The war caused a nearly 10-year break with work that began in 1940, when Oelze was interned, then drafted, then held as a POW. His renewed artistic search in the 1950s was a direct product of those lost years, featuring vaguely human silhouettes gazing at improbable landscapes, such as “At the River of Complaints” (1955, oil on masonite), and innumerable other works rife with smoking eyes and ethereal faces, all in geomorphic, drug-induced distortion. One of the most striking works here is titled “In One of the Fallowing Years (When Also of Another Beauty II)” (1967, oil on canvas), which depicts a female colossus staring at the viewer, small homunculus apparitions covering her body.
Oelze was represented in most of the important Surrealist exhibitions, starting with the International Surrealist Exhibition at the New Burlington in London and Fantastic Art, Dada & Surrealism at MoMA, both in 1936, followed by Marcel Duchamp’s First Papers of Surrealism (1942) in New York, as well as the international exhibits in Germany, Documenta II (1959) and Documenta III (1964) in Kassel.
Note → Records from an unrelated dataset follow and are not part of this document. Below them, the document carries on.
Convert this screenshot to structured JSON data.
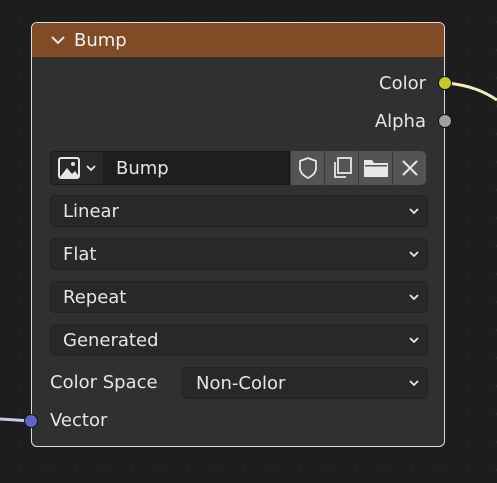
{
  "node": {
    "title": "Bump",
    "header_color": "#804b25",
    "outputs": [
      {
        "label": "Color",
        "socket_color": "#c7c729"
      },
      {
        "label": "Alpha",
        "socket_color": "#a1a1a1"
      }
    ],
    "image": {
      "type_icon": "image-icon",
      "name": "Bump",
      "buttons": [
        "shield-icon",
        "duplicate-icon",
        "folder-icon",
        "close-icon"
      ]
    },
    "dropdowns": [
      {
        "value": "Linear"
      },
      {
        "value": "Flat"
      },
      {
        "value": "Repeat"
      },
      {
        "value": "Generated"
      }
    ],
    "color_space": {
      "label": "Color Space",
      "value": "Non-Color"
    },
    "inputs": [
      {
        "label": "Vector",
        "socket_color": "#6363c7"
      }
    ]
  }
}
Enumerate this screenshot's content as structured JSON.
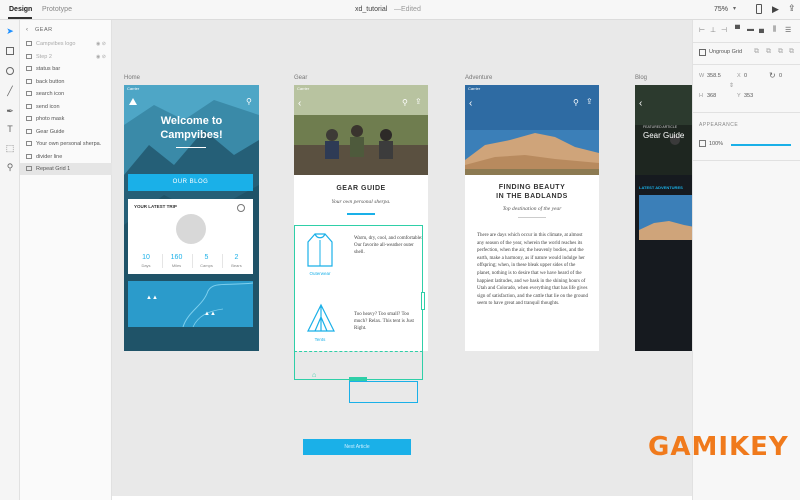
{
  "topbar": {
    "tabs": [
      "Design",
      "Prototype"
    ],
    "doc_name": "xd_tutorial",
    "status": "Edited",
    "zoom": "75%"
  },
  "layers": {
    "header": "GEAR",
    "items": [
      {
        "label": "Campvibes logo",
        "dim": true
      },
      {
        "label": "Step 2",
        "dim": true
      },
      {
        "label": "status bar"
      },
      {
        "label": "back button"
      },
      {
        "label": "search icon"
      },
      {
        "label": "send icon"
      },
      {
        "label": "photo mask"
      },
      {
        "label": "Gear Guide"
      },
      {
        "label": "Your own personal sherpa."
      },
      {
        "label": "divider line"
      },
      {
        "label": "Repeat Grid 1",
        "selected": true
      }
    ]
  },
  "canvas": {
    "artboards": [
      "Home",
      "Gear",
      "Adventure",
      "Blog"
    ],
    "home": {
      "status": "Carrier",
      "title_line1": "Welcome to",
      "title_line2": "Campvibes!",
      "button": "OUR BLOG",
      "trip_title": "YOUR LATEST TRIP",
      "stats": [
        {
          "value": "10",
          "label": "Days"
        },
        {
          "value": "160",
          "label": "Miles"
        },
        {
          "value": "5",
          "label": "Camps"
        },
        {
          "value": "2",
          "label": "Bears"
        }
      ]
    },
    "gear": {
      "status": "Carrier",
      "title": "GEAR GUIDE",
      "subtitle": "Your own personal sherpa.",
      "items": [
        {
          "label": "Outerwear",
          "text": "Warm, dry, cool, and comfortable: Our favorite all-weather outer shell."
        },
        {
          "label": "Tents",
          "text": "Too heavy? Too small? Too much? Relax. This tent is Just Right."
        }
      ]
    },
    "adventure": {
      "status": "Carrier",
      "title_line1": "FINDING BEAUTY",
      "title_line2": "IN THE BADLANDS",
      "subtitle": "Top destination of the year",
      "body": "There are days which occur in this climate, at almost any season of the year, wherein the world reaches its perfection, when the air, the heavenly bodies, and the earth, make a harmony, as if nature would indulge her offspring; when, in these bleak upper sides of the planet, nothing is to desire that we have heard of the happiest latitudes, and we bask in the shining hours of Utah and Colorado, when everything that has life gives sign of satisfaction, and the cattle that lie on the ground seem to have great and tranquil thoughts."
    },
    "blog": {
      "featured": "FEATURED ARTICLE",
      "title": "Gear Guide",
      "latest": "LATEST ADVENTURES"
    },
    "next_article": "Next Article"
  },
  "props": {
    "ungroup": "Ungroup Grid",
    "w_label": "W",
    "w": "358.5",
    "x_label": "X",
    "x": "0",
    "rot": "0",
    "h_label": "H",
    "h": "368",
    "y_label": "Y",
    "y": "353",
    "appearance": "APPEARANCE",
    "opacity": "100%"
  },
  "watermark": "GAMIKEY",
  "colors": {
    "accent": "#1ab0e8",
    "selection": "#2fcfa8",
    "home_bg": "#2f7c96"
  }
}
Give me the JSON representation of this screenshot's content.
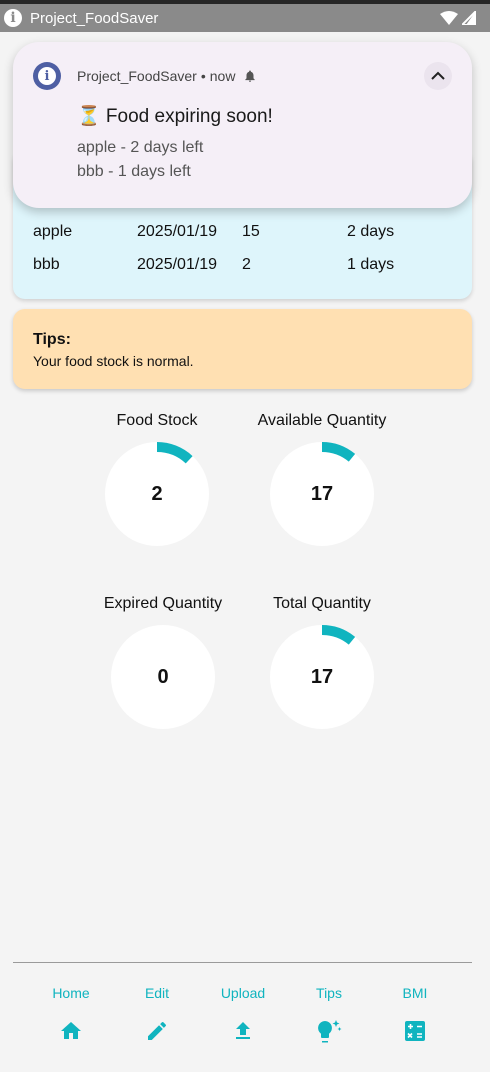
{
  "status_bar": {
    "app_name": "Project_FoodSaver"
  },
  "expiring_table": {
    "rows": [
      {
        "name": "apple",
        "date": "2025/01/19",
        "qty": "15",
        "left": "2 days"
      },
      {
        "name": "bbb",
        "date": "2025/01/19",
        "qty": "2",
        "left": "1 days"
      }
    ]
  },
  "tips": {
    "title": "Tips:",
    "text": "Your food stock is normal."
  },
  "stats": [
    {
      "label": "Food Stock",
      "value": "2",
      "fraction": 0.12
    },
    {
      "label": "Available Quantity",
      "value": "17",
      "fraction": 0.11
    },
    {
      "label": "Expired Quantity",
      "value": "0",
      "fraction": 0
    },
    {
      "label": "Total Quantity",
      "value": "17",
      "fraction": 0.11
    }
  ],
  "nav": [
    {
      "label": "Home",
      "icon": "home-icon"
    },
    {
      "label": "Edit",
      "icon": "pencil-icon"
    },
    {
      "label": "Upload",
      "icon": "upload-icon"
    },
    {
      "label": "Tips",
      "icon": "lightbulb-icon"
    },
    {
      "label": "BMI",
      "icon": "calculator-icon"
    }
  ],
  "notification": {
    "app": "Project_FoodSaver",
    "time": "now",
    "title": "⏳ Food expiring soon!",
    "lines": [
      "apple - 2 days left",
      "bbb - 1 days left"
    ]
  },
  "colors": {
    "accent": "#10b4bf",
    "tips_bg": "#ffe0b2",
    "table_bg": "#def5fb",
    "notif_icon": "#4e5fa3"
  }
}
Later in life, when he was 62, Oelze moved to Weserbergland and lived there in almost total isolation, but his work still turned up in numerous shows. With time he grew too weak to paint and too nervous even to venture out of the house. Toward the end of his life he received many recognitions and awards and was elected a member of the Academy in Berlin. He died May 27, 1980, one month shy of his 80th birthday.